Power Supply Carrier Replacement

This chapter describes how to replace a failed DGX-2 System power supply carrier.

The power supply carrier can fail due to a power distribution board failure, or a bad carrier fan.

Power Supply Carrier Replacement Overview

This is a high-level overview of the steps needed to replace a power supply.
  1. Identify failed power supply carrier using the BMC and submit a service ticket.
  2. Get replacement power supply carrier from NVIDIA Enterprise Support.
  3. Identify the power supply carrier using the diagram as a reference.
  4. Power off the system.
  5. Remove the power cords from the three power supplies in the carrier to be replaced.
  6. Remove the failed power supply carrier and place on a solid, stable work surface.
  7. Move the power supplies to the new carrier.
  8. Insert new power supply carrier and secure in place with the thumbscrew.
  9. Insert the power cords and make sure the LEDs light up green (IN/OUT).
  10. Use the BMC to confirm that the power supply carrier, power supplies, and fans are working correctly.
  11. Power on the system.

Identifying the Failed Power Supply Carrier

  1. Log on to the BMC.
  2. Click Sensor from the left navigation menu and review the PDB entries.

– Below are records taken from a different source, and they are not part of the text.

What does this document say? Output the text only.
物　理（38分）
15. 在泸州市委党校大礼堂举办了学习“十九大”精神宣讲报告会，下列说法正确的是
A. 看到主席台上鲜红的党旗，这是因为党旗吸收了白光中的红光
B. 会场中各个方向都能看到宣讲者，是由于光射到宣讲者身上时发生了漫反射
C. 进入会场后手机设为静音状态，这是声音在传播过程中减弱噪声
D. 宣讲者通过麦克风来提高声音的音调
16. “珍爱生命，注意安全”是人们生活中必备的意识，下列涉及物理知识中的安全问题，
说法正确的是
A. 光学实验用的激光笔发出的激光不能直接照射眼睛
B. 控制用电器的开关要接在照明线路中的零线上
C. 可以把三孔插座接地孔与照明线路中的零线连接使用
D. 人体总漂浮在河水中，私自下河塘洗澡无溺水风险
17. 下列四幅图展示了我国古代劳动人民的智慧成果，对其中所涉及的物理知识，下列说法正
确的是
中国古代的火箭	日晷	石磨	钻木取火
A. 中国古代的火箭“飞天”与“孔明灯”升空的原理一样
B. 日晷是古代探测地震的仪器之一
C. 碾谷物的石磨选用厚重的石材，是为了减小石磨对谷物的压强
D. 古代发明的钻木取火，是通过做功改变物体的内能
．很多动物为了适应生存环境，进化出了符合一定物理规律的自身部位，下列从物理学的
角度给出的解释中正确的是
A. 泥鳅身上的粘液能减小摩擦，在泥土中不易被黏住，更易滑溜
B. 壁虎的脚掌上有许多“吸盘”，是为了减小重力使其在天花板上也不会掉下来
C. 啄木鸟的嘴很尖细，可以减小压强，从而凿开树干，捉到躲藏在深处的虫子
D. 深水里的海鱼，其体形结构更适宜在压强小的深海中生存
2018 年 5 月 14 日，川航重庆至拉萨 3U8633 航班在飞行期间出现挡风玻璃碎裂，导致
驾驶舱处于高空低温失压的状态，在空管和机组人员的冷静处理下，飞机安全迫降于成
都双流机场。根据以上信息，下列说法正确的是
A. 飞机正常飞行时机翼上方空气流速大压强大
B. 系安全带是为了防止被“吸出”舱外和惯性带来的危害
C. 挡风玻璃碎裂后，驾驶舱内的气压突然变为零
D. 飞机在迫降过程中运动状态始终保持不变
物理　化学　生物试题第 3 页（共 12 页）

    The following diagram shows the PSU carrier location corresponding to each PSU carrier fan (FANx_PDB).

    If necessary, work with NVES to identify the failed power supply carrier – this could be due to a power distribution board failure.
  3. Request a new power supply carrier from NVES.
  4. When the replacement arrives, unpack the item and save the packaging.

Replacing the Power Supply Carrier

  1. Identify a solid work surface where the components can be rested for the procedure.
  2. Power off system before replacing power supply carrier.
  3. Unplug the three power cords connected to the power supply carrier cage.
  4. Remove the power supply carrer.
    1. Release the power supply carrier by turning the indicated thumbscrew.

      The following diagram show the the right power supply carrier as an example.

    2. Use the chrome handle to pull out the power supply carrier.
      Important: The module will be heavy as it holds three power supplies

  5. Move the power supply units to the new carrier.
    1. Pull the power supplies out of the old carrier.

    2. Insert the power supplies into the new carrier.

  6. Replace the power supply carrier.
    1. Insert the power supply carrier into the chassis.

    2. Tighten the thumbscrew to secure the power supply carrier.

Verifying the PSU Carrier is Working

This section describes the steps needed to verify that the PSU carrier has been replaced correctly.

  1. Plug in the three power cords that were previously unplugged.
  2. Confirm power supply LEDs light up (IN and OUT).
  3. Log on to the BMC.
  4. Go to sensor information and confirm the new power supply carrier is operational.

    Power distribution board, PDB fans and power supplies should be active and working.

  5. Power on the system.
Ship back the power supply carrier in the packaging that the new one arrived in.